Arthur Johnson explores the influence of numbers when joining communities to elicit change.
The ones that are ‘Zeros’
Historically, communities have driven change. Steve Jobs wasn’t the only founder of Apple. Tarana Burke wasn’t the only person behind the #MeToo movement. Branch Rickey wasn’t the last sports executive to sign an African American baseball player. But Jobs was the initiator behind Apple, Burke was the pioneer of the #MeToo movement, and Rickey was the first to sign an African American player – Jackie Robinson – breaking the colour barrier in doing so. These people are whom we will call the ‘Zeros,’ they’re the individuals who don’t need anyone to go before to induce them to stand for, or do, something.
This idea can be extended to those who need just one person to initiate change before becoming involved themselves. The previous examples would include Steve Wozniak for Apple, and the Cleveland Indians being the second MLB team to sign an African American player.

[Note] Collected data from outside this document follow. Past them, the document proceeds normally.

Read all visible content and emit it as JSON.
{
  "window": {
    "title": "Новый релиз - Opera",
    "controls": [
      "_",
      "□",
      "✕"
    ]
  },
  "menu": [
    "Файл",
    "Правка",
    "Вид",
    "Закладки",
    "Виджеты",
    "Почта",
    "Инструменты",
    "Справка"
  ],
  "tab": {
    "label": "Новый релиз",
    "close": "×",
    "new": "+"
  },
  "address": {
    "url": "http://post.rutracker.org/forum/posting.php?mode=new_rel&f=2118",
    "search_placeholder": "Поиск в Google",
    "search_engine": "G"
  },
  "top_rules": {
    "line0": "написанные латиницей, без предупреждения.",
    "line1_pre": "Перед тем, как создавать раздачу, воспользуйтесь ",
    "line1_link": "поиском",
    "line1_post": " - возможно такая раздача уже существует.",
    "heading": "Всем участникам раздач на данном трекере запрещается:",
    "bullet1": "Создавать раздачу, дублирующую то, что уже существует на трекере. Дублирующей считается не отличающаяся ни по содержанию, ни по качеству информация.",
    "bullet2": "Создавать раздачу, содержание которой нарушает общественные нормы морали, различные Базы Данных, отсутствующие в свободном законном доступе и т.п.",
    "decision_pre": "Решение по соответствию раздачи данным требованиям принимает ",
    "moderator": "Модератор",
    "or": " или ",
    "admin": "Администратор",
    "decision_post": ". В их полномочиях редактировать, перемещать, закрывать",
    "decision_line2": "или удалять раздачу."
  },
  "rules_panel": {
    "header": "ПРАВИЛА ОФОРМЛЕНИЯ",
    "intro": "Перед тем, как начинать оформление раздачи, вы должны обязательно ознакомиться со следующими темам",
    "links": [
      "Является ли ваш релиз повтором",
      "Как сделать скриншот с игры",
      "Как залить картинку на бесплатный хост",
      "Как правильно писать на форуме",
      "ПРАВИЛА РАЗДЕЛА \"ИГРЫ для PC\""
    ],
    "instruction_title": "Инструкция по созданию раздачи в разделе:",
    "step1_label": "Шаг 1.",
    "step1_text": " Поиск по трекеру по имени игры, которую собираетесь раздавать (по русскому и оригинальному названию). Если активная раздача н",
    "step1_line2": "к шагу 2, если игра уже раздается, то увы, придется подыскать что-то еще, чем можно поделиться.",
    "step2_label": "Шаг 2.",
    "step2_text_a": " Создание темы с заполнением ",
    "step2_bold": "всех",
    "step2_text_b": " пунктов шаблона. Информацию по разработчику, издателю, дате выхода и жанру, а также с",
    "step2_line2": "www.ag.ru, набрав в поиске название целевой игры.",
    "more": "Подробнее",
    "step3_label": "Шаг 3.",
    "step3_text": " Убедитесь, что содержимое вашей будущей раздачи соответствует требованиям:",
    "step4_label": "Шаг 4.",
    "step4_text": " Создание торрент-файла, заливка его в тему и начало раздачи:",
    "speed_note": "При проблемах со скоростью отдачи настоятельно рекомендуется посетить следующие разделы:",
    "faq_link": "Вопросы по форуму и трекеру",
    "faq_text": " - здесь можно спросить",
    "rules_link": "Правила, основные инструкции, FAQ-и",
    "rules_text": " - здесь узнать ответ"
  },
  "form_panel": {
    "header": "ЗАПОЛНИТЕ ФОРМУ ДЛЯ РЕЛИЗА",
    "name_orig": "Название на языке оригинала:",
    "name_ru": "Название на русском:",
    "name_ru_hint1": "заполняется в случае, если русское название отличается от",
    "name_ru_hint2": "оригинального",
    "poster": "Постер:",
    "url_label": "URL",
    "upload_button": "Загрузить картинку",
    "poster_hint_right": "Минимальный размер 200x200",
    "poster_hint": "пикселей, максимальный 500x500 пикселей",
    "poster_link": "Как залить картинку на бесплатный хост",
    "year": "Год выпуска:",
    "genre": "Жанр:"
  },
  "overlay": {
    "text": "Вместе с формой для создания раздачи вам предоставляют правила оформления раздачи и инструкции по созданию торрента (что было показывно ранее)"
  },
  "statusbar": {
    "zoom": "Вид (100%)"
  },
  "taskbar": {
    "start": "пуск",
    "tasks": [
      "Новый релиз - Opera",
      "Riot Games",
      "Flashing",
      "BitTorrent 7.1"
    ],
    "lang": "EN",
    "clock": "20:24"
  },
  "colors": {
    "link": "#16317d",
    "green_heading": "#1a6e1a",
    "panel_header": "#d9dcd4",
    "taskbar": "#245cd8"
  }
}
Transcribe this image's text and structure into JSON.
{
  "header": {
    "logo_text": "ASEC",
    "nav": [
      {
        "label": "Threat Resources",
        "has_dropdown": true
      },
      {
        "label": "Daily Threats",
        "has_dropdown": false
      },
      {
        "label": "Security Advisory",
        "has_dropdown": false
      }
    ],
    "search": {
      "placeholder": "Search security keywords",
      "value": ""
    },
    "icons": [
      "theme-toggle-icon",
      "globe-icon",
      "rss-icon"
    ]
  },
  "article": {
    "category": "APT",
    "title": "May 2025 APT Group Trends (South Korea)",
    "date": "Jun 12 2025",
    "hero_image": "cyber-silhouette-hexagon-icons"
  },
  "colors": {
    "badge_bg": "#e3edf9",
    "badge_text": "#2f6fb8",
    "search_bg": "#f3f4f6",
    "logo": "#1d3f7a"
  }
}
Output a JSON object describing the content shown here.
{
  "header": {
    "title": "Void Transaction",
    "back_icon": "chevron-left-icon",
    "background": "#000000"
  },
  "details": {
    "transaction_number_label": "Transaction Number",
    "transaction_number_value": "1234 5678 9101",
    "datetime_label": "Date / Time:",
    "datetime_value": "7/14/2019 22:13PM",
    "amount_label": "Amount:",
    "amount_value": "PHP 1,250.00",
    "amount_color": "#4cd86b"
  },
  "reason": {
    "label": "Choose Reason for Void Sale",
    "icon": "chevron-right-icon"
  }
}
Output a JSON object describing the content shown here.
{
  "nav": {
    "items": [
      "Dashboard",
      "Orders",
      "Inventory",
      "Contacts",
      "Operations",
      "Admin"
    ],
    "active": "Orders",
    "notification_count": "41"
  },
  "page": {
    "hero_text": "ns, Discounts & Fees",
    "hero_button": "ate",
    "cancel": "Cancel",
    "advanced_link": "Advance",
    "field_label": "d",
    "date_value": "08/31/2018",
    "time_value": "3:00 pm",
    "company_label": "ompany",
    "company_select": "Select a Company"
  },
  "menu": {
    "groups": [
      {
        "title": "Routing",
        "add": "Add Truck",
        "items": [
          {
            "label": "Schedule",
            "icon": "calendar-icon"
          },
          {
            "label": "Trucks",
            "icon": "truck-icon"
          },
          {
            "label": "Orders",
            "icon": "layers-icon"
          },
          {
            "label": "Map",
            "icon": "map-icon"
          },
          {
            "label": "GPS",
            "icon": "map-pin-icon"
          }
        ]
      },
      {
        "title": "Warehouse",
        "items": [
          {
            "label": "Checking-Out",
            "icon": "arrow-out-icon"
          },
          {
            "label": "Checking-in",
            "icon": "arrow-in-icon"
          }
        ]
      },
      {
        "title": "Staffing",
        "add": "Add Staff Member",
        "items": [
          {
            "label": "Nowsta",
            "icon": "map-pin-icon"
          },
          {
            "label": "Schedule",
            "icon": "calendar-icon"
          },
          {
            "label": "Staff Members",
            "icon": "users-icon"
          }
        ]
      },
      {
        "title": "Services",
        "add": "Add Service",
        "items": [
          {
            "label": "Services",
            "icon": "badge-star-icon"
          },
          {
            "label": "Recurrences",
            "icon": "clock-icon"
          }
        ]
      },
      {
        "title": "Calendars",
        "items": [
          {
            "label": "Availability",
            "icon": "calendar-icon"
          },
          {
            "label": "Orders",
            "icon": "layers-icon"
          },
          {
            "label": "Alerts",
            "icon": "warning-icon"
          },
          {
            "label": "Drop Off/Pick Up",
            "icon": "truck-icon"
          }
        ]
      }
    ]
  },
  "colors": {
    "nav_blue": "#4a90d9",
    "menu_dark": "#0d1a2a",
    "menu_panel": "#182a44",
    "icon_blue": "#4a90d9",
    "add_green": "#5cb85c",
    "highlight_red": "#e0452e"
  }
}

We will call these the ‘Ones.’ This follows on through the ‘Twos’ and ‘Threes,’ all the way to the ‘Infinites’ – those that will never change their opinion or stand for change. It is often impossible for us to know where exactly we lie in this ordering; I may think I am a ‘Two’ and find that I am actually a ‘Seventy.’ Equally, one is unlikely to have the same value for all movements/ideas. I am far nearer a ‘Zero’ in joining an Effective Altruism strike than I am in joining the QAnon movement.
Making the next move
In reading about this topic, it reminded me of a few age-old sayings; ‘I’ll do it if you do it’; ‘you do it first;’ or my mother’s favourite, ‘if they told you to jump off a cliff, would you?’. Perhaps my answer should have been: ‘how high is the cliff? Is there water below?’ Or, more importantly, ‘how many people have already jumped off it?’ It also made me think about the Black Lives Matter movement, Sarah Everard, and the university strike(s).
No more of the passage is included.